Equipe Analyse des pratiques musicales

IRCAM Département Recherche & Développement / UMR 9912 CNRS

Né en 1965, à Besançon, Brice Pauset est l’un des compositeurs les plus importants de sa génération. Ses œuvres sont notamment données Salle Pleyel, à la Cité de la musique, à l’Ircam, à l’Opéra de Paris-Bastille, au Théâtre du Châtelet et dans le cadre du Festival d’Automne à Paris, mais aussi au cours d’autres manifestations européennes de premier plan (Ars Musica, Musica, Musica Viva, Ultraschall, Wien Modern, festivals de Donaueschingen, de Lucerne ou de Witten…), ainsi qu’à l’Abbaye de Royaumont, à l’Opéra de Dijon, au Théâtre national du Luxembourg, au Konzerthaus, à la Philharmonie et au Staatsoper de Berlin, à la Philharmonie de Cologne, au Nationaltheater de Mannheim… Son catalogue compte à ce jour plus de quatre-vingts œuvres vocales, solistes, lyriques, d’ensemble ou d’orchestre, caractérisées par la subtile complexité de leur tissu polyphonique, leur connivence avec l’histoire de la musique, y compris instrumentale (clavecin, pianoforte, viole d’amour, théorbe...), et par la permanence de préoccupations philosophiques. Au regard de l’ampleur de ce catalogue et de l’importance des enjeux compositionnels et esthétiques qui s’y manifestent, étrangement, aucune monographie n’a été consacrée à Brice Pauset. L'ouvrage en cours de rédaction par Laurent Feneyrou viendra combler une lacune, à un moment où l’œuvre de Brice Pauset connaît une reconnaissance internationale.

Le livre se divisera en trois sections, constituées de six chapitres.

La première section sera une édition commentée des livrets de ses œuvres. En deçà de l’écriture soliste ou chorale, de la récitation, de la déclamation, du chant, de la syllabe esseulée, de l’insistance sur la consonne ou de l’établissement de répertoires de bruits de bouche et de gorge, l’œuvre vocale de Brice Pauset repose sur des livrets établis par le compositeur – à la seule exception, à ce jour, des syntagmes réunis par Peter Szendy pour Perspectivae sintagma II (Canons). Ces livrets illustrent l’orientation, sinon l’évolution de ses lectures littéraires, philosophiques, théologiques et politiques, autant d’auteurs, de thèmes et de styles de prédilection, devenus sources d’inspiration. En limitant l’analyse d’éléments musicaux, exposés dans d’autres sections de l’ouvrage, Laurent Feneyrou étudiera ici, dans leur ordre chronologique, les livrets, la provenance des fragments requis, plus ou moins développés, leur langue et leurs agencements, de même que la signification qu’ils acquièrent par ceux-ci, dressant de la sorte une image des riches mondes poétiques et conceptuels de Brice Pauset.

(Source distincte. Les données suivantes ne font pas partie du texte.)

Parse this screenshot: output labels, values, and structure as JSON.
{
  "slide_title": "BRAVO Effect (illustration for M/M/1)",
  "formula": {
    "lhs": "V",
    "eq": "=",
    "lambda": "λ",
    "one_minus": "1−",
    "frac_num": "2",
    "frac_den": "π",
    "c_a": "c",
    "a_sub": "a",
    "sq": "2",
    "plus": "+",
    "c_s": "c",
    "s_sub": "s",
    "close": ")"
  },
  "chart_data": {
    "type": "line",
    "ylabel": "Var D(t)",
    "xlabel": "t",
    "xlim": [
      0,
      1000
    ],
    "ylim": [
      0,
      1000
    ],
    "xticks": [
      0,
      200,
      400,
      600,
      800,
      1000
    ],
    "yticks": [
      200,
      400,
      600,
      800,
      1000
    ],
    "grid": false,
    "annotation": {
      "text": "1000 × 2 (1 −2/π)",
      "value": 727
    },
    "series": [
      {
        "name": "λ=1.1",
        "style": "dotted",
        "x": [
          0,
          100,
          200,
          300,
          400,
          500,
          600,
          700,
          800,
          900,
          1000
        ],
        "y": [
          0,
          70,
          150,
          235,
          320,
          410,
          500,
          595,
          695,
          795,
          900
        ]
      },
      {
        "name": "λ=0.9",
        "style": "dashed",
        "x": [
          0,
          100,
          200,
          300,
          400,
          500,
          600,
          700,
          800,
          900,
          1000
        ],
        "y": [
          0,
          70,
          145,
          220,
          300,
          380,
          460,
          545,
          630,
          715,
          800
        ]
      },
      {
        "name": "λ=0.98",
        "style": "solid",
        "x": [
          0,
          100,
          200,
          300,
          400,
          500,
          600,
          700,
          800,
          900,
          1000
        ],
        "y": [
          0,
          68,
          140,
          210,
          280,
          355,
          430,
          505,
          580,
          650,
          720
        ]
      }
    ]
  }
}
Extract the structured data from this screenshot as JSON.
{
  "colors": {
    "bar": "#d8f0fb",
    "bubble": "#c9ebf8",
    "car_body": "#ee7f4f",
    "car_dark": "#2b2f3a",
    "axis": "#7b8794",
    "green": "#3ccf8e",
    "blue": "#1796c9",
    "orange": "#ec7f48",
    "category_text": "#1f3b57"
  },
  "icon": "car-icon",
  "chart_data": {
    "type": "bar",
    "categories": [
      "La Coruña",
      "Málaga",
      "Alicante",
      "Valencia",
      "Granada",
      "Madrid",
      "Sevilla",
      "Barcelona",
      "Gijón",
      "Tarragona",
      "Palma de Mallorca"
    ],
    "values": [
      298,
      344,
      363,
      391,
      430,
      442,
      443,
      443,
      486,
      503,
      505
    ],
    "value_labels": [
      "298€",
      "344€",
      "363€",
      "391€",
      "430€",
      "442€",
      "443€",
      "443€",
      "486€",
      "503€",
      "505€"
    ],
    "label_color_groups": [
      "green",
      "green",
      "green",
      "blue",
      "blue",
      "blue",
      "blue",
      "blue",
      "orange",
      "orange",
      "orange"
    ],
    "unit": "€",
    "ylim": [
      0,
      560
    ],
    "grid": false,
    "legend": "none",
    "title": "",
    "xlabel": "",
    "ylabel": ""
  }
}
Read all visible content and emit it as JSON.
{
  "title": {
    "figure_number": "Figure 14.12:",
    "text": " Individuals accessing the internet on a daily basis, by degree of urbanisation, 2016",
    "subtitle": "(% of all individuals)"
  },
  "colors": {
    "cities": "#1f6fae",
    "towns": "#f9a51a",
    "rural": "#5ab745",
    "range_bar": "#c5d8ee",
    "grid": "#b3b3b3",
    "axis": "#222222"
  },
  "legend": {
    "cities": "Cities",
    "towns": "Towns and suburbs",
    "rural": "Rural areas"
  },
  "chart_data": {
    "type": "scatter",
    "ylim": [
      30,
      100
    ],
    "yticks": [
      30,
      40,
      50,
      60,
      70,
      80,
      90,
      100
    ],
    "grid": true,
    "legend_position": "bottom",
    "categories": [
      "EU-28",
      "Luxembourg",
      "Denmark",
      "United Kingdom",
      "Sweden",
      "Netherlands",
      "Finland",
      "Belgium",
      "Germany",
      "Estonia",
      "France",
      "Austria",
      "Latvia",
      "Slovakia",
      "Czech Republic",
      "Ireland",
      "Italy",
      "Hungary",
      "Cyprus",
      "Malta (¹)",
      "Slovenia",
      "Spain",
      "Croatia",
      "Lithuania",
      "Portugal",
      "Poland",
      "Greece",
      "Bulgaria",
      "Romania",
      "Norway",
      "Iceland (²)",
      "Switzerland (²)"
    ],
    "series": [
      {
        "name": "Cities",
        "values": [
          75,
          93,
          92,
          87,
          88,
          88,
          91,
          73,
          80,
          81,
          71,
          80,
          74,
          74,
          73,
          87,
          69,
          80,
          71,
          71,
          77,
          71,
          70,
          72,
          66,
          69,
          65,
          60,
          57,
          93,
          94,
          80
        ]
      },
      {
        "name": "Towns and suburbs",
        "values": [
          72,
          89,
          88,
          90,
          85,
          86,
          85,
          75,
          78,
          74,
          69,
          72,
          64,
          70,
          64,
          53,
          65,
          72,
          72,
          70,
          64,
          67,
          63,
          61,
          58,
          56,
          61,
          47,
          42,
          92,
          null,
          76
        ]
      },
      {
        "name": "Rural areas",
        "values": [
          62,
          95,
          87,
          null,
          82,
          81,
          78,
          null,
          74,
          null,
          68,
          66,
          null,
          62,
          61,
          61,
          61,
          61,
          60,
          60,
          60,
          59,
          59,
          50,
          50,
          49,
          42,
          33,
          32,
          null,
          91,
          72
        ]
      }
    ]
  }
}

La deuxième section, la plus développée, se divisera en trois chapitres. Ces chapitres porteront sur une œuvre, mais seront conçus comme trois constellations, où viendront s’agréger d’autres partitions et un tissu de problématiques musicales et esthétiques. Un premier chapitre s’articulera autour d’une œuvre : Vanités (2000-2002), pour deux voix (soprano d’écho et haute-contre) et ensemble (clavecin principal, deux clavecins d’écho, théorbe, deux violons, alto, contrebasse). Par cette œuvre, ce chapitre permettra notamment d’aborder la mélancolie, l’instrumentarium baroque, les formes et la combinatoire de Brice Pauset. Le deuxième chapitre s’articulera aussi autour d’une œuvre : Exercices du silence (2007-2008), récit en quatorze scène pour voix, figures, piano et environnement informatique, sur un livret de Brice Pauset d’après les lettres de Louise de Bellère du Tronchay, dite Louise du Néant (1639-1694). La vie de Louise du Néant nous est connue, comme ses lettres, par un ouvrage de Jean Maillard, paru en 1732 sous le titre Le Triomphe de la pauvreté et des humiliations et récemment réédité par Claude-Louis Combet. Exercices du silence met en scène ce personnage de l’extrême. Ses terribles cris, ses angoisses et les symptômes de son hystérie dissociative la mèneront, en 1677, à la Salpêtrière, où elle partagera le sort des folles, des miséreuses, des mendiantes, des prostituées, des voleuses, des grabataires et autres égarées de l’Hôpital général. Laurent Feneyrou traitera ici, notamment : la CAO et les transformations électroniques en temps réel, ainsi que la conscience historique de Brice Pauset. Le troisième chapitre, encore à l’état d’esquisse, portera sur les trois dernières symphonies de Brice Pauset : Symphonie IV (Der Geograph) (2007), pour piano et orchestre, Symphonie V (Die Tänzerin) (2008), pour grand orchestre, et Symphonie VI (Erstarrte Schatten) (2009), pour grand orchestre, six voix solistes et électronique.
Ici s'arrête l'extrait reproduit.